The eyes move around a lot, and much of this is due to the fovea being pointed at various things in our environment that we need to look at. In the old days, experiments tracking eyeball movements used specialized metal contact lenses. Just let that sink in, and appreciate how committed some people are to science.§
Essentially, whatever we’re looking at, the fovea scans as much of it as possible, as quickly as possible. Think of a spotlight aimed at a football field operated by someone in the middle of a near-lethal caffeine overdose, and you’re sort of there. The visual information obtained via this process, coupled with the less-detailed but still-usable image of the rest of the retina, is enough for the brain to do some serious polishing and make a few “educated guesses” about what things look like, and we see what we see.
This seems a very inefficient system, relying on such a small area of retina to do so much. But considering how much of the brain is required to process this much visual information, even doubling the size of the fovea so it’s more than 1 percent of the retina would require an increase in brain matter for visual processing to the point where our brains could end up the size of basketballs.
But what of this processing? How does the brain render such detailed perception from such crude information? Well, photoreceptors convert light information to neuronal signals which are sent to the brain along the optic nerves (one from each eye).? The optic nerve relays visual information to several parts of the brain. Initially, the visual information is sent to the thalamus, the old central station of the brain, and from there it’s spread far and wide. Some of it ends up in the brainstem, either in a spot called the pretectum, which dilates or contracts pupils in response to light intensity, or in the superior colliculus, which controls movement of the eyes in short jumps called saccades.

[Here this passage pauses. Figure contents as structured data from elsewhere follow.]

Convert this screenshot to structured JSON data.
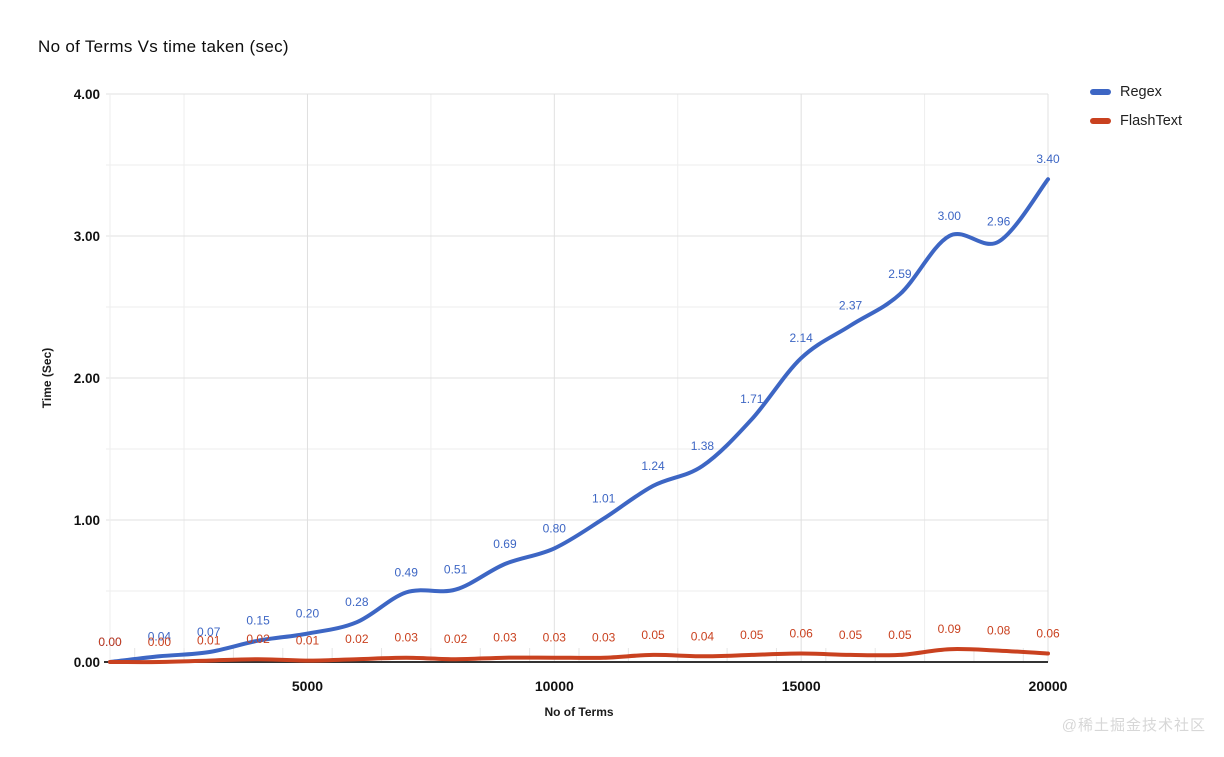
{
  "page": {
    "watermark": "@稀土掘金技术社区"
  },
  "chart_data": {
    "type": "line",
    "title": "No of Terms Vs time taken (sec)",
    "xlabel": "No of Terms",
    "ylabel": "Time (Sec)",
    "smooth": true,
    "point_labels_shown": true,
    "legend_position": "right-top",
    "xlim": [
      1000,
      20000
    ],
    "ylim": [
      0,
      4
    ],
    "x_tick_values": [
      5000,
      10000,
      15000,
      20000
    ],
    "x_tick_labels": [
      "5000",
      "10000",
      "15000",
      "20000"
    ],
    "y_tick_values": [
      0,
      1,
      2,
      3,
      4
    ],
    "y_tick_labels": [
      "0.00",
      "1.00",
      "2.00",
      "3.00",
      "4.00"
    ],
    "x": [
      1000,
      2000,
      3000,
      4000,
      5000,
      6000,
      7000,
      8000,
      9000,
      10000,
      11000,
      12000,
      13000,
      14000,
      15000,
      16000,
      17000,
      18000,
      19000,
      20000
    ],
    "series": [
      {
        "name": "Regex",
        "color": "#3d66c4",
        "values": [
          0.0,
          0.04,
          0.07,
          0.15,
          0.2,
          0.28,
          0.49,
          0.51,
          0.69,
          0.8,
          1.01,
          1.24,
          1.38,
          1.71,
          2.14,
          2.37,
          2.59,
          3.0,
          2.96,
          3.4
        ]
      },
      {
        "name": "FlashText",
        "color": "#c9411f",
        "values": [
          0.0,
          0.0,
          0.01,
          0.02,
          0.01,
          0.02,
          0.03,
          0.02,
          0.03,
          0.03,
          0.03,
          0.05,
          0.04,
          0.05,
          0.06,
          0.05,
          0.05,
          0.09,
          0.08,
          0.06
        ]
      }
    ],
    "grid": {
      "major_color": "#e0e0e0",
      "minor_color": "#eeeeee",
      "axis_color": "#333333"
    }
  }
}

If you concentrate on how your eyes move when you look from right to left or vice versa, you will notice that they don’t move in one smooth sweep but a series of short jerks (do it slowly to appreciate this properly). These movements are saccades, and they allow the brain to perceive a continuous image by piecing together a rapid series of “still” images, which is what appears on the retina between each jerk. Technically, we don’t actually “see” much of what’s happening between each jerk, but it’s so quick we don’t really notice, like the gap between the frames of an animation. (The saccade is one of the quickest movements the human body can make, along with blinking and closing a laptop as your mother walks into your bedroom unexpectedly.)